Под самый конец Борхес предлагает читателю, если его заинтересовало молчание Энрике Банчса, решить загадку самому: «Вероятно, осознание собственных возможностей и мастерства вызвали в нем презрение к литературе – как к слишком простой игре».
33) Еще один удачливый волшебник, и тоже отказавшийся творить чудеса, – барон де Тейве, наименее известный из гетеронимов Фернандо Пессоа, гетероним-самоубийца. Или, лучше сказать, полугетероним, ведь к нему, в той же мере, что и к Бернардо Соаресу, можно отнести слова: «Его личность, не будучи моей, но и не слишком отличаясь от моей, по сути является преломленным ее отображением».
О бароне я размышлял совсем недавно, а если уж быть точным, сегодня утром, сразу после неприятнейшего пробуждения. С рассветом на меня накатила ужасная и бездонная тоска. Я проснулся, почувствовав, как тоска пробивает себе дорогу изнутри, сквозь кости, и несется по венам к коже, раздирая ее. Такое пробуждение – сущий кошмар. Чтобы поскорей стереть его из памяти, я пошел за «Книгой тревог» Фернандо Пессоа. Мне подумалось, что какими бы безжалостными ни были строки, которые я прочту, открыв наугад печальный дневник Пессоа, все же, уверен, они будут не столь жестоки, как разбудивший меня ужас. Я всегда считал эффективной такую систему, или метод: надо пуститься в странствие по чужим печалям, чтобы смягчить горечь собственных.

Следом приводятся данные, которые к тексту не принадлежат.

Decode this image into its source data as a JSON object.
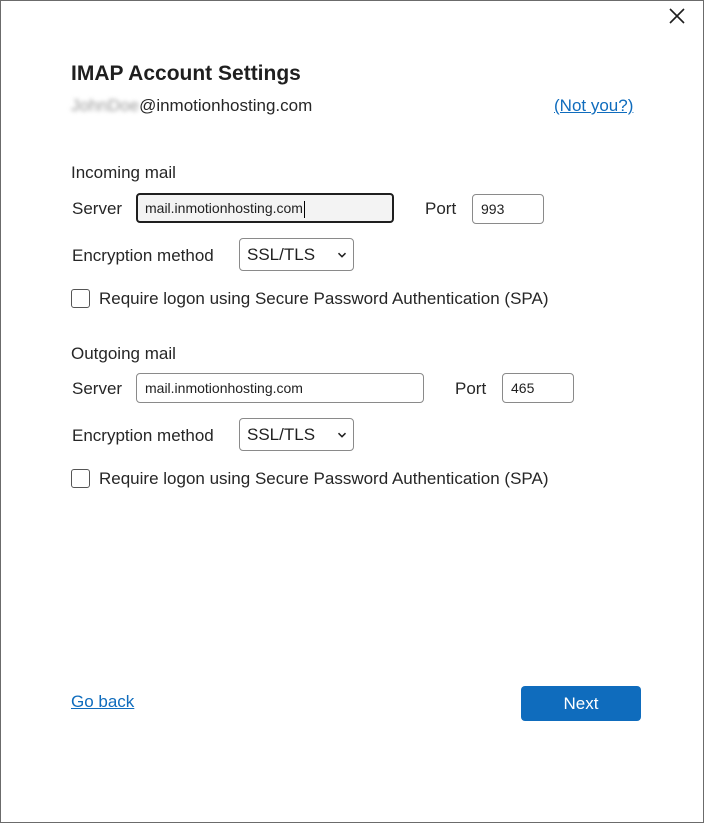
{
  "dialog": {
    "title": "IMAP Account Settings",
    "email_username": "JohnDoe",
    "email_domain": "@inmotionhosting.com",
    "not_you": "(Not you?)"
  },
  "incoming": {
    "heading": "Incoming mail",
    "server_label": "Server",
    "server_value": "mail.inmotionhosting.com",
    "port_label": "Port",
    "port_value": "993",
    "encryption_label": "Encryption method",
    "encryption_value": "SSL/TLS",
    "spa_label": "Require logon using Secure Password Authentication (SPA)",
    "spa_checked": false
  },
  "outgoing": {
    "heading": "Outgoing mail",
    "server_label": "Server",
    "server_value": "mail.inmotionhosting.com",
    "port_label": "Port",
    "port_value": "465",
    "encryption_label": "Encryption method",
    "encryption_value": "SSL/TLS",
    "spa_label": "Require logon using Secure Password Authentication (SPA)",
    "spa_checked": false
  },
  "footer": {
    "go_back": "Go back",
    "next": "Next"
  },
  "colors": {
    "accent": "#0f6cbd",
    "text": "#262626",
    "border": "#8a8a8a"
  },
  "icons": {
    "close": "close-icon",
    "dropdown": "chevron-down-icon"
  }
}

Итак, у меня раскрылась страница, где речь шла о сне и которая, похоже, была написана, как и многое у Пессоа, под влиянием винных паров: «Я никогда не сплю. Я живу и вижу сны, вернее сказать, вижу сны, живя, и вижу сны, засыпая, что тоже – жизнь…»
От Пессоа мысли мои переметнулись к барону де Тейве – и надеюсь, что это последнее исключение, которое я делаю в своей тетради для самоубийц. Я пошел за «Воспитанием стоика» – единственным текстом, оставленным бароном. Книга имеет подзаголовок, ясно указывающий, что высокородный автор принадлежит к рядам приверженцев направления Нет: «О невозможности творить высшее искусство».
В предисловии к этой короткой и единственной своей книге барон пишет: «Я чувствую близкий – ибо сам хочу, чтобы он был близким, – конец своей жизни <…> Я убью, я скоро убью себя. Но желаю оставить по себе хотя бы интеллектуальное воспоминание <…> Это и будет моей единственной рукописью <…> Чувствую, как свет, царящий в моей душе, наливает силой слова, хотя и не для того, чтобы сотворить произведение – этого я никогда не сумел бы сделать, – а для того, по меньшей мере, чтобы внятно объяснить, по каким именно причинам я его не сотворил».
«Воспитание стоика» – книга странная, она цепляет нас за живое. На ее малых числом страницах барон, человек очень робкий и неудачливый с женщинами – как и я, хочется добавить, – излагает свой взгляд на мир, рассказывает, какие бы книги он написал, если бы не раз и навсегда принятое решение – не писать их вовсе.